Jewelry has always been a vehicle for the deepest of human emotions: remembrance, faith, devotion, love, belonging, and mourning. The human figure has long been a source of inspiration and a means of expression for jewelers, and it is perhaps the most intimate and involving of subjects. Following on from the magnificent Flora and Fauna, Figures is the third book in a series devoted to the splendid jewelry collection of the Musée des Arts Décoratifs in Paris.

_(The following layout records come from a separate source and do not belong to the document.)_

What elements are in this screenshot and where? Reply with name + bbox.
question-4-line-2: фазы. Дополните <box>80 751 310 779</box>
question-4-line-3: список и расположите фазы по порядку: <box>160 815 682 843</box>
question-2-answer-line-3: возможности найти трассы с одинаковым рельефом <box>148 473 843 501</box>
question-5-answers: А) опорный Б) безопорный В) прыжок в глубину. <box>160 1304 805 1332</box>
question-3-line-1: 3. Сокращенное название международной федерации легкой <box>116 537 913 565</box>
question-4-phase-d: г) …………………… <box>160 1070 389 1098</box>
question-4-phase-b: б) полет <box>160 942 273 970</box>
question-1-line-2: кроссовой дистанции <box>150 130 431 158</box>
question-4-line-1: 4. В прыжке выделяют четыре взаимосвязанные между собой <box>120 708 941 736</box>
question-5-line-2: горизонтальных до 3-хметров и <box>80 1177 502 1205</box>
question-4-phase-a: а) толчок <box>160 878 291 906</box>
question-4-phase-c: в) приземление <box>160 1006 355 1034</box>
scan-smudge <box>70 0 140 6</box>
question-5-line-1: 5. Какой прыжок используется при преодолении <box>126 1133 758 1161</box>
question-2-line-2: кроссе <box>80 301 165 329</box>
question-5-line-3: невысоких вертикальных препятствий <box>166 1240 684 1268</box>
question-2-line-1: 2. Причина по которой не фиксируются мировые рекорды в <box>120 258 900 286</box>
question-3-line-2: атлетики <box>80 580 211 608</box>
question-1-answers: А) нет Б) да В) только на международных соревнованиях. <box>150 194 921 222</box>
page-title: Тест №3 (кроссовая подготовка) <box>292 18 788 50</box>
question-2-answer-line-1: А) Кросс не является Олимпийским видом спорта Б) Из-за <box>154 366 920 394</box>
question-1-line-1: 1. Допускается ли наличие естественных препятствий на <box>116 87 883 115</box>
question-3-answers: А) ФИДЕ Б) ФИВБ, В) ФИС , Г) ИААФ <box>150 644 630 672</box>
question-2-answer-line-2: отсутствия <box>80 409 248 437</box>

The museum’s collection begins in the Byzantine era and ranges through the medieval and Renaissance periods and beyond, with mythological figures and biblical scenes represented on pendants and rings. In the nineteenth century, René Lalique, Alphonse Fouquet, and the Maison Vever produced brooches and necklaces that embodied elegant sophistication and technical brilliance, while in the twentieth century, artists such as Pablo Picasso and Alberto Giacometti joined jewelers like Jean Lurçat, Line Vautrin, and Claude Lalanne in creating works that interpret the body in deeply personal ways.
Specially photographed by Jean- Marie del Moral, Figures is packed with striking and witty works of art.
Patrick Mauriees is a Paris-based writer of many notable titles on fashion and design. Among his previous books are Maison Goossens: Haute Couture Jewelry, Jewelry by Chanel, and Androgyne, all published by Thames & Hudson.
Évelyn Possémé is chief curator at the Musée des Arts Décoratifs in the Art Nouveau, Art Deco, and antique and modern jewelry department.